The government's failure to detail how it will pay for its tax cuts — except to say faster economic growth will increase tax revenue — has been blamed for the rollercoaster ride on the markets.
Truss told the House of Commons on Wednesday that she would not cut public spending, but the government would make sure that public money was spent well.
Business Secretary Jacob Rees-Mogg caused astonishment on Wednesday morning by blaming the recent turmoil on interest rates, not the government's mini-budget. He also refused to accept that the action taken on renewable energy amounts to a windfall tax — prompting withering criticism from the opposition Labour Party.
"Such ludicrous evasion simply further erodes confidence in a government that looks like it is totally clueless," tweeted Labour's climate spokesman Ed Miliband.
Truss took office promising a radical shake-up of economic policy and challenging establishment orthodoxy.

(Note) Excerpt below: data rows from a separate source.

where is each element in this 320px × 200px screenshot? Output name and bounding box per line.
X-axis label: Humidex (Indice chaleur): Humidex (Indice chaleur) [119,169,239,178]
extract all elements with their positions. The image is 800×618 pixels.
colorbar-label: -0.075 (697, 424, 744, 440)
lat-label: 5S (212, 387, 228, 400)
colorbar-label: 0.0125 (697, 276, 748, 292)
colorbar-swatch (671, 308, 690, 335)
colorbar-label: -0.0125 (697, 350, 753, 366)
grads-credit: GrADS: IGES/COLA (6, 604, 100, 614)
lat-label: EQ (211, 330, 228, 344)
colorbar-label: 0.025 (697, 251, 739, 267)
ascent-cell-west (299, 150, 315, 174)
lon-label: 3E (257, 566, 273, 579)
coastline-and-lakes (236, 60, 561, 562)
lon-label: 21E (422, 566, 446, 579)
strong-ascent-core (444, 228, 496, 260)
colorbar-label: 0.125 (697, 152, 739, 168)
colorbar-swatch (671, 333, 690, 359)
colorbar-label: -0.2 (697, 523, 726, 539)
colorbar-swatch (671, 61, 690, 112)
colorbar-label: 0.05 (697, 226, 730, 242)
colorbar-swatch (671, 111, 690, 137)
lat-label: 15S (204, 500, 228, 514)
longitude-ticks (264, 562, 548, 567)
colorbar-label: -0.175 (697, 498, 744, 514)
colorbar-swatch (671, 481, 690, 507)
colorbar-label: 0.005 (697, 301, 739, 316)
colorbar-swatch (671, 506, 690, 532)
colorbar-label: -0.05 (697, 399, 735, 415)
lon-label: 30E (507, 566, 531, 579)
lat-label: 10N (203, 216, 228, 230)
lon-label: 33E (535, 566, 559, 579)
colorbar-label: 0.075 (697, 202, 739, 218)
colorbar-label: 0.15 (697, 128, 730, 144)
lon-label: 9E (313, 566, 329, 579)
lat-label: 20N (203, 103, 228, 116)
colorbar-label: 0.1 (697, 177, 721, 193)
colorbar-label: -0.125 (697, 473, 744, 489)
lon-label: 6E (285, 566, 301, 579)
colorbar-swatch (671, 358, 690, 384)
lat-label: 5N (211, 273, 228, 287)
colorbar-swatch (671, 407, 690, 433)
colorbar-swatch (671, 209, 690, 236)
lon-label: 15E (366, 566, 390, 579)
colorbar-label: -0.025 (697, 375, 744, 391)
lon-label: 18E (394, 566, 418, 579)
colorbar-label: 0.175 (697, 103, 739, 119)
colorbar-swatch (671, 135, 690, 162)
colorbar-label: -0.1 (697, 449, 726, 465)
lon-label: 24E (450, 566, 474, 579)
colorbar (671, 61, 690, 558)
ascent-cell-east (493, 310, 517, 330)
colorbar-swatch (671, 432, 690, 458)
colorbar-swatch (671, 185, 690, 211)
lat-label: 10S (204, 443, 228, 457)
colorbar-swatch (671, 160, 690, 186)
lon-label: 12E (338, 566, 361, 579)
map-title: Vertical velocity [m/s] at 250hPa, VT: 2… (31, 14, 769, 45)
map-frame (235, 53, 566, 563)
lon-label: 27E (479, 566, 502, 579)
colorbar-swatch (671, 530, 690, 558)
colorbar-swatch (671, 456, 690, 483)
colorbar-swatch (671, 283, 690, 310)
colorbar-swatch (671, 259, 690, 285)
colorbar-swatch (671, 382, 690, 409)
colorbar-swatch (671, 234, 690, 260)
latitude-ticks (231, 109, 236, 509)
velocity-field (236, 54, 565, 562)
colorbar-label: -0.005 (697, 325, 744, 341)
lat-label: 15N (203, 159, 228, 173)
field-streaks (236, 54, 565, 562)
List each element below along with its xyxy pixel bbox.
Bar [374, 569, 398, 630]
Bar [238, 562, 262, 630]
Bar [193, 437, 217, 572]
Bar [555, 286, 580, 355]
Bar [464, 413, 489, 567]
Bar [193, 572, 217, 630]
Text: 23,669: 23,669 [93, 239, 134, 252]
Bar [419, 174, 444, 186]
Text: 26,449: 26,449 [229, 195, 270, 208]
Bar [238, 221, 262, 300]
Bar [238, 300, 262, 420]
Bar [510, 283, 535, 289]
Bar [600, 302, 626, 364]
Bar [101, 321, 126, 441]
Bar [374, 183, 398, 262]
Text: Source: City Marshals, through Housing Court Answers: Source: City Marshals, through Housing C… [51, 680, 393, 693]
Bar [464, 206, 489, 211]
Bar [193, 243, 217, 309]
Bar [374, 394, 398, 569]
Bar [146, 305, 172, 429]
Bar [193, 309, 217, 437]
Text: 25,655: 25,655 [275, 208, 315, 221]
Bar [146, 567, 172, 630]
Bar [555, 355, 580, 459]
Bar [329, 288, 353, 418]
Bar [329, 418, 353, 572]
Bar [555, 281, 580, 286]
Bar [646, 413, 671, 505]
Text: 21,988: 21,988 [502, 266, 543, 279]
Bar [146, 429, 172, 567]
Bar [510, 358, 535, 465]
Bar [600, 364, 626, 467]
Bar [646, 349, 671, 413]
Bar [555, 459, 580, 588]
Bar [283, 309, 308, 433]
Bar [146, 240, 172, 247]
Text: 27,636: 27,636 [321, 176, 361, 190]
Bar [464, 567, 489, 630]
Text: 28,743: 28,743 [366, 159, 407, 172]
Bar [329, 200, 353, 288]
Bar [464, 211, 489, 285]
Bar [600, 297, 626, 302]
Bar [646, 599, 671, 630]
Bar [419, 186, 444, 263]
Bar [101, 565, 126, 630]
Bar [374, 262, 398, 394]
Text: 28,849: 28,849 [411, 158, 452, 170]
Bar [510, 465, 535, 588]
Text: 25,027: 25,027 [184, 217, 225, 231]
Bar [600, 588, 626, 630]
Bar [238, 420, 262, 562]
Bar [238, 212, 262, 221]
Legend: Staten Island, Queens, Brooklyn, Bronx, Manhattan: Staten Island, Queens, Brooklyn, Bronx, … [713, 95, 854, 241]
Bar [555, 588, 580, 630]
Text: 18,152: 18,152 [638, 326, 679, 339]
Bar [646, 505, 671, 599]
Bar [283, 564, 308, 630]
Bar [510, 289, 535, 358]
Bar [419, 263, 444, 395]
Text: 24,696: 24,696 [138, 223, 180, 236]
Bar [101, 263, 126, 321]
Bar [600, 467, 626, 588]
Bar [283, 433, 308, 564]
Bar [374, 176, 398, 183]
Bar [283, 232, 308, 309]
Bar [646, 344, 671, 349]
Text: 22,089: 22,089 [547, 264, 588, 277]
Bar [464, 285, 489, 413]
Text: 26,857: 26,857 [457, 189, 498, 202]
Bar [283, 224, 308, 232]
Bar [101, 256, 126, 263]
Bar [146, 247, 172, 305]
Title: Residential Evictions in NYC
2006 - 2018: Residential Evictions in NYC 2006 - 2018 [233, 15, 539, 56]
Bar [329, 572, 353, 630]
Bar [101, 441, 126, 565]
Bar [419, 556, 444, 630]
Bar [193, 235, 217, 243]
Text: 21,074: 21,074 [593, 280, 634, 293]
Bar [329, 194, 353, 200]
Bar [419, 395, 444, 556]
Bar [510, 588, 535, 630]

She told last week's Conservative Party conference that she would prioritize "growth, growth, growth".
At the outset, she promised to do this through tax cuts and deregulation.
But the market and economic turmoil has brought a series of U-turns and massively reduced the government's room for maneuver.
Some of the strongest criticism has come from Truss' own backbench MPs, a majority of whom did not support her in the summer leadership contest.
Many believe her economic ultra-liberalism is at odds with the Conservatives' 2019 manifesto pledges under previous leader Boris Johnson
to "level up" Britain's poorer areas.
Leading voices spoke up against the tax-cutting plan, and the prime minister's refusal to commit to increasing benefits in line with inflation has brought rumblings of further rebellion.
Opinion polls have given Labour a lead of over 30 percentage points, and the latest YouGov assessment puts the government's public approval rating at only 13%, with 70% expressing disapproval of its performance.